Следует вспомнить, что английское слово struggle имеет несколько значений. Это не только борьба, схватка, но и напряжение, усилие. Употребляют его и в смысле: состязание, соревнование. Мы и по-русски говорим «борьба за первенство» или «спортивная борьба». Именно поэтому Дарвин, видимо, и выбрал это слово: из-за его многозначности. Но, искажая идеи Дарвина, его противники всегда уверяют, будто речь идет только о борьбе как о беспощадной, кровавой схватке. Одна французская переводчица даже ухитрилась таким образом представить идеи великого натуралиста в специально написанном ею предисловии к его книге! И разумеется, перевела она ее соответственно... («Велика сила упорного искажения чужих мыслей; однако история науки показывает, что, к счастью, действие этой силы непродолжительно».)

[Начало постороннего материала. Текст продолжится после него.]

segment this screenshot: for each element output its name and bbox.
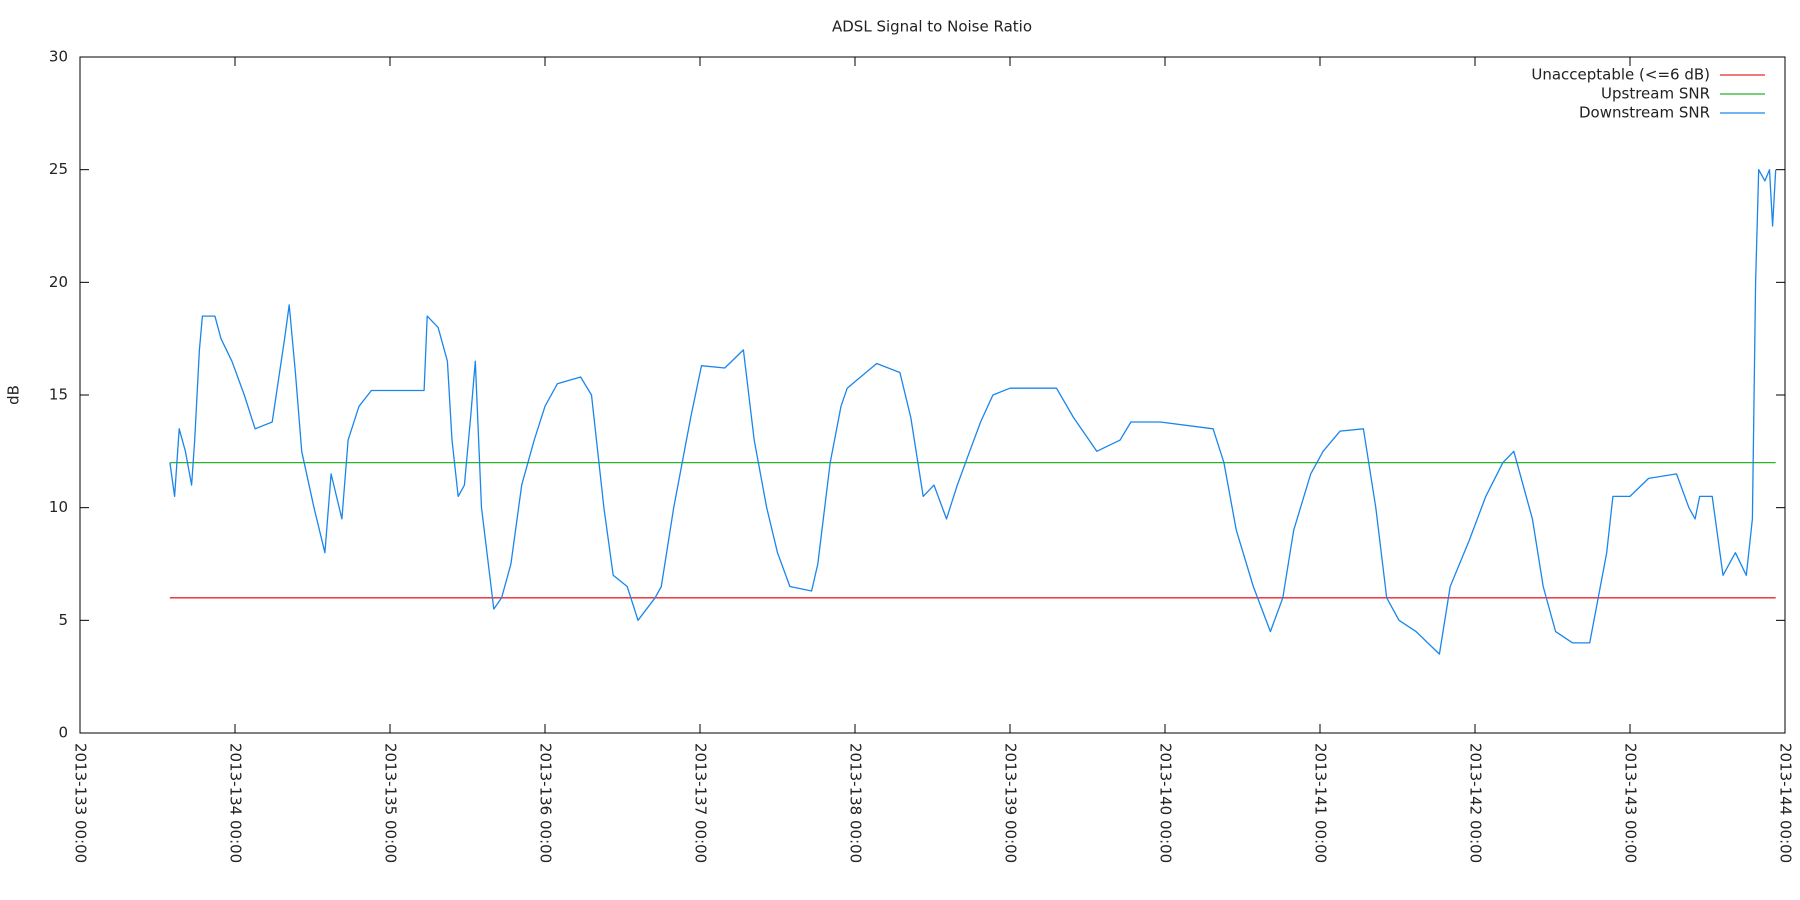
- legend-label: Upstream SNR: [1601, 85, 1710, 103]
- y-tick-label: 10: [49, 498, 68, 516]
- x-tick-label: 2013-139 00:00: [1002, 743, 1020, 863]
- y-axis-label: dB: [5, 385, 23, 405]
- y-tick-label: 20: [49, 273, 68, 291]
- x-tick-label: 2013-137 00:00: [692, 743, 710, 863]
- series-line: [169, 169, 1777, 655]
- chart-title: ADSL Signal to Noise Ratio: [832, 18, 1032, 36]
- x-tick-label: 2013-133 00:00: [72, 743, 90, 863]
- y-tick-label: 0: [58, 724, 68, 742]
- x-tick-label: 2013-135 00:00: [382, 743, 400, 863]
- y-tick-label: 30: [49, 48, 68, 66]
- x-tick-label: 2013-142 00:00: [1467, 743, 1485, 863]
- x-tick-label: 2013-138 00:00: [847, 743, 865, 863]
- x-tick-label: 2013-140 00:00: [1157, 743, 1175, 863]
- plot-border: [79, 56, 1786, 734]
- x-tick-label: 2013-136 00:00: [537, 743, 555, 863]
- x-tick-label: 2013-143 00:00: [1622, 743, 1640, 863]
- x-tick-label: 2013-144 00:00: [1777, 743, 1795, 863]
- y-tick-label: 5: [58, 611, 68, 629]
- y-tick-label: 15: [49, 386, 68, 404]
- x-tick-label: 2013-141 00:00: [1312, 743, 1330, 863]
- y-tick-label: 25: [49, 160, 68, 178]
- x-tick-label: 2013-134 00:00: [227, 743, 245, 863]
- legend-label: Downstream SNR: [1579, 104, 1710, 122]
- legend-label: Unacceptable (<=6 dB): [1531, 66, 1710, 84]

Лучшим опровержением этих клеветнических бредней, конечно, служит само существование человечества. Если бы его в самом деле раздирали война всех против всех и центробежные агрессивные инстинкты, оно бы давным-давно перестало существовать. Значит, силы центростремительные, объединяющие людей, гораздо сильнее и крепче. («Правда, некоторые писатели так сильно подавлены огромным количеством страдания в мире, что, учитывая все чувствующие существа, они выражают сомнение в том, чего в мире больше - страдания или счастья и хорош ли этот мир в целом или плох. По моему мнению, счастье, несомненно, преобладает, хотя доказать это было бы очень трудно».)
Зная, каким человеком был Дарвин, даже трудно понять, как это его упрекали в «насаждении грубых, низменных страстей». Эти упреки вообще смехотворны: словно Дарвин был не исследователем, а создателем законов природы! Уж если бы он придумывал их, наверняка бы сделал подобрее...

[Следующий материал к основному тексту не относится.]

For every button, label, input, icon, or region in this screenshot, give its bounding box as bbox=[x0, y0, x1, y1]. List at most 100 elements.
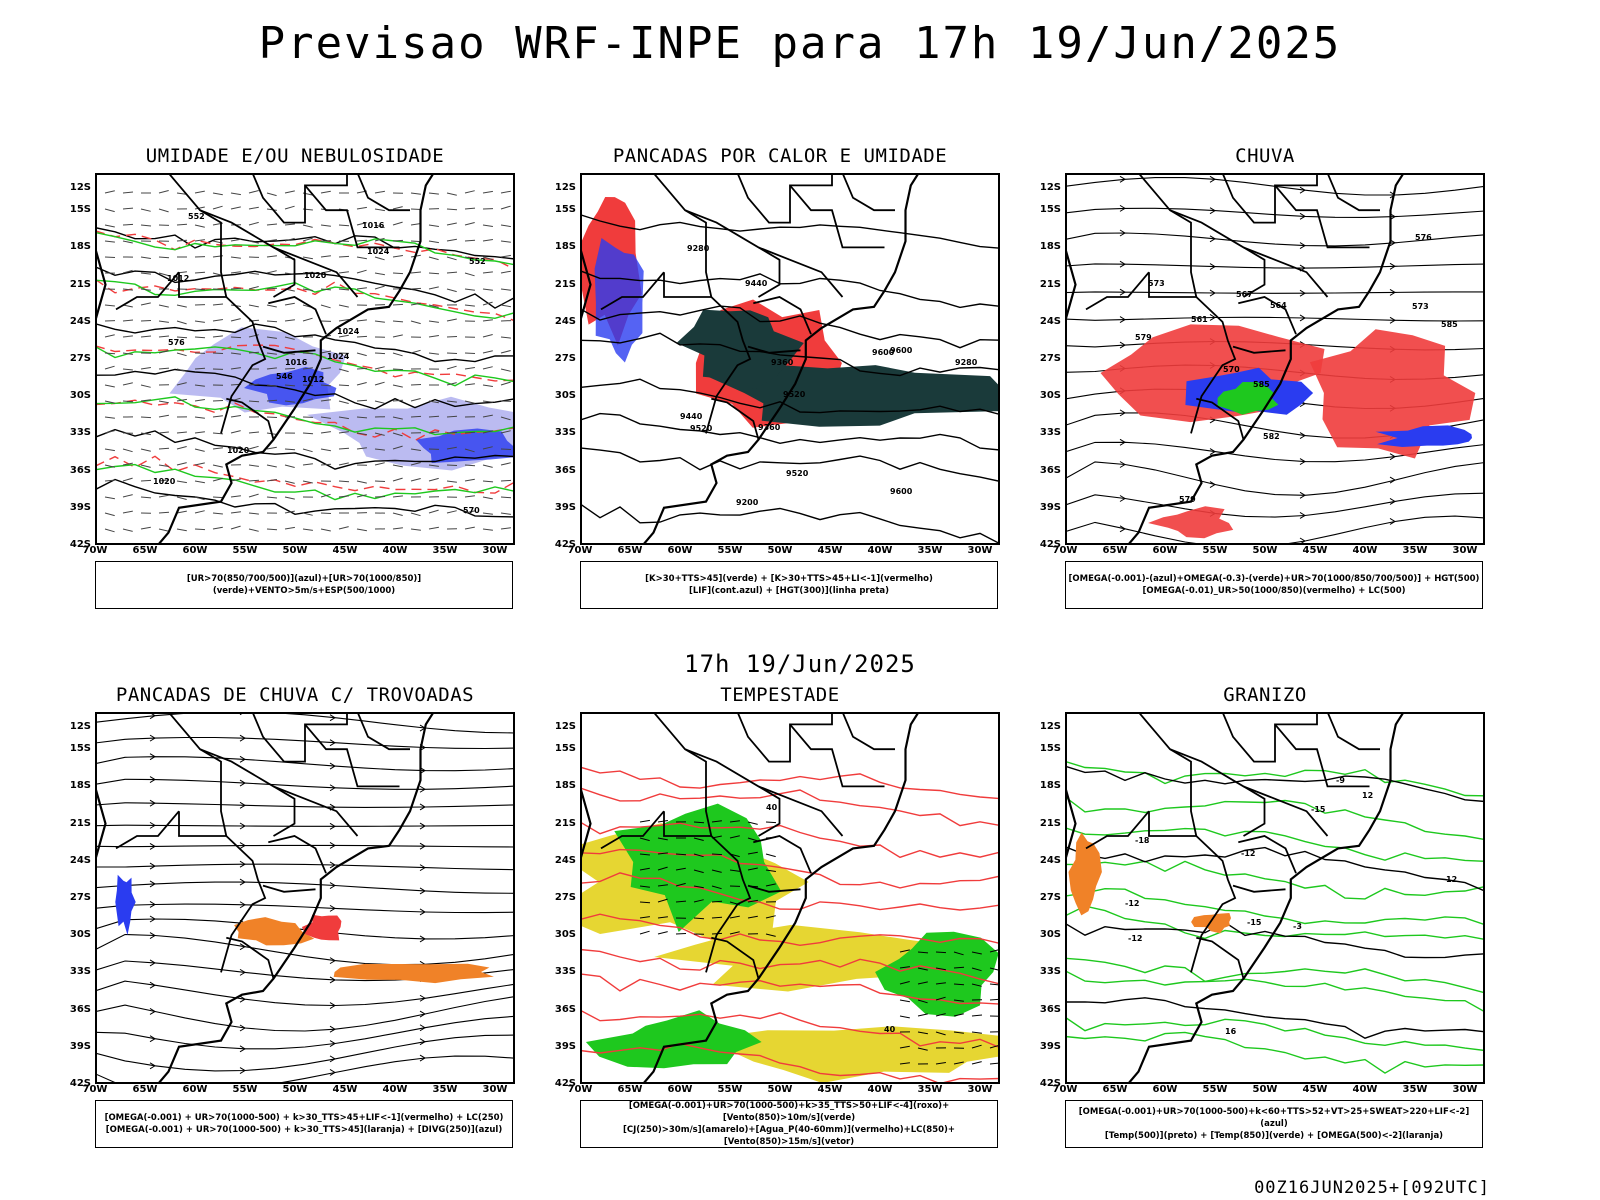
wind-arrow bbox=[446, 222, 457, 226]
wind-arrow bbox=[356, 447, 367, 450]
wind-arrow bbox=[122, 352, 133, 355]
wind-vector bbox=[729, 915, 740, 919]
temp850-contour bbox=[1065, 905, 1485, 941]
wind-arrow bbox=[482, 319, 493, 322]
wind-arrow bbox=[104, 479, 116, 482]
wind-vector bbox=[675, 882, 686, 887]
temp500-contour bbox=[1065, 845, 1485, 892]
contour-label: 9520 bbox=[786, 469, 809, 478]
map-area: 585 585 579 573 567 582 579 576 573 570 561 564 bbox=[1065, 173, 1485, 545]
wind-arrow bbox=[374, 400, 385, 404]
wind-vector bbox=[971, 1044, 982, 1049]
lon-tick-label: 35W bbox=[432, 545, 458, 556]
contour-label: 576 bbox=[1415, 233, 1432, 242]
state-border bbox=[841, 712, 895, 751]
lat-tick-label: 21S bbox=[1039, 817, 1061, 829]
state-border bbox=[1148, 811, 1237, 973]
wind-arrow bbox=[284, 510, 295, 514]
wind-arrow bbox=[302, 256, 313, 260]
streamline-arrow bbox=[149, 862, 156, 870]
state-border bbox=[1085, 271, 1150, 311]
wind-vector bbox=[729, 835, 740, 839]
shower-area bbox=[234, 917, 315, 946]
state-border bbox=[1243, 785, 1266, 837]
legend-line: [OMEGA(-0.001)+UR>70(1000-500)+k>35_TTS>… bbox=[628, 1101, 950, 1123]
streamline-arrow bbox=[239, 1024, 246, 1032]
wind-vector bbox=[711, 885, 722, 890]
wind-arrow bbox=[356, 256, 367, 260]
wind-arrow bbox=[248, 304, 259, 308]
lat-tick-label: 36S bbox=[554, 1003, 576, 1015]
streamline-arrow bbox=[149, 932, 156, 939]
wind-arrow bbox=[464, 367, 475, 370]
wind-arrow bbox=[230, 192, 241, 196]
wind-arrow bbox=[500, 479, 512, 482]
streamline-arrow bbox=[1119, 525, 1126, 533]
streamline-arrow bbox=[1119, 341, 1126, 349]
wind-arrow bbox=[140, 464, 151, 468]
wind-arrow bbox=[428, 464, 439, 467]
wind-arrow bbox=[122, 319, 134, 322]
streamline-arrow bbox=[1209, 448, 1216, 456]
state-border bbox=[663, 811, 752, 973]
lon-tick-label: 40W bbox=[382, 545, 408, 556]
state-border bbox=[304, 184, 400, 249]
wind-arrow bbox=[482, 496, 493, 500]
wind-arrow bbox=[248, 512, 259, 515]
streamline-arrow bbox=[329, 861, 336, 869]
wind-arrow bbox=[248, 493, 259, 498]
wind-arrow bbox=[338, 224, 350, 227]
wind-arrow bbox=[284, 448, 296, 451]
wind-arrow bbox=[392, 477, 403, 482]
wind-arrow bbox=[158, 256, 170, 259]
hgt300-contour bbox=[580, 412, 1000, 451]
wind-arrow bbox=[464, 448, 475, 453]
lon-tick-label: 55W bbox=[1202, 545, 1228, 556]
wind-vector bbox=[765, 869, 776, 872]
panel-legend: [OMEGA(-0.001)-(azul)+OMEGA(-0.3)-(verde… bbox=[1065, 561, 1483, 609]
state-border bbox=[753, 835, 812, 874]
lon-tick-label: 70W bbox=[82, 1084, 108, 1095]
state-border bbox=[684, 748, 844, 837]
wind-vector bbox=[711, 900, 723, 903]
wind-arrow bbox=[194, 462, 205, 466]
wind-arrow bbox=[392, 320, 404, 323]
map-area: 1012 1012 1016 1020 1024 1020 1016 1020 1024 1024… bbox=[95, 173, 515, 545]
streamline-arrow bbox=[1389, 288, 1396, 296]
state-border bbox=[758, 246, 781, 298]
omega-strong-area bbox=[1191, 913, 1231, 934]
contour-label: 1024 bbox=[367, 247, 390, 256]
streamline bbox=[95, 778, 515, 790]
wind-arrow bbox=[320, 304, 331, 309]
wind-arrow bbox=[140, 448, 151, 452]
wind-vector bbox=[935, 982, 946, 985]
wind-vector bbox=[953, 951, 964, 956]
wind-vector bbox=[953, 1013, 964, 1017]
wind-arrow bbox=[410, 320, 421, 325]
wind-arrow bbox=[320, 384, 332, 387]
lat-tick-label: 30S bbox=[69, 390, 91, 402]
streamline bbox=[95, 712, 515, 734]
wind-arrow bbox=[500, 254, 511, 258]
wind-arrow bbox=[482, 446, 493, 450]
temp500-contour bbox=[1065, 765, 1485, 803]
wind-arrow bbox=[104, 400, 115, 404]
wind-arrow bbox=[248, 272, 259, 275]
streamline-arrow bbox=[329, 1040, 336, 1047]
wind-arrow bbox=[356, 206, 367, 210]
wind-arrow bbox=[464, 526, 475, 530]
streamline-arrow bbox=[1389, 316, 1396, 324]
lat-tick-label: 18S bbox=[1039, 241, 1061, 253]
contour-label: 567 bbox=[1236, 290, 1253, 299]
wind-arrow bbox=[464, 288, 475, 291]
wind-arrow bbox=[320, 288, 332, 291]
wind-arrow bbox=[338, 462, 349, 466]
wind-arrow bbox=[284, 319, 295, 322]
wind-arrow bbox=[176, 510, 187, 514]
wind-arrow bbox=[140, 208, 151, 212]
streamline-arrow bbox=[419, 1054, 426, 1062]
state-border bbox=[178, 272, 267, 434]
wind-arrow bbox=[122, 240, 133, 244]
panel-legend: [OMEGA(-0.001) + UR>70(1000-500) + k>30_… bbox=[95, 1100, 513, 1148]
wind-arrow bbox=[212, 205, 223, 210]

Дарвин - «певец беспощадности и агрессивности»?! И это о человеке, который говорил: «Животных, которых мы сделали нашими рабами, мы не любим считать равными себе. - Не стремятся ли рабовладельцы доказать, что у негров умственные способности иные, чем у белых? - Животные, с их чувством привязанности, способностью к подражанию, страхом смерти и боли, тоской по умершим, заслуживают уважения»!
Даже в мире животных борьба за существование вовсе не превращается в оголтелую борьбу всех против всех, а включает в себя взаимопомощь, дружбу, самопожертвование. Дарвин приводит тому немало примеров. Многие животные предупреждают друг друга об опасности особыми сигналами. С восхищением рассказывает ученый, как однажды старый вожак бабуинов, рискуя жизнью, спас молодую растерявшуюся обезьянку от стаи гончих.
В человеческом же обществе, как затем убедительно доказывает Дарвин, отбор по моральным качествам становится господствующим.
Отвечая хулителям дарвинизма, К. А. Тимирязев писал:
«Вместо того, чтобы оправдываться, защищаться, приходится задать один вопрос самому обвинителю, - вопрос, сознаюсь, крайне невежливый, в благовоспитанном обществе даже нетерпимый, но, к сожалению, неизбежный почти всегда, когда приходится иметь дело с противниками и обличителями Дарвина, - это вопрос: читали ли вы эту книгу, которую так красноречиво обличаете?.. Потому что если бы читали... вы бы, наконец, знали, что борьба за существование в применении к человеческому роду не значит ненависть и истребление, а, напротив, любовь и сохранение (здесь и далее в этой цитате разрядка Тимирязева. - Авт.).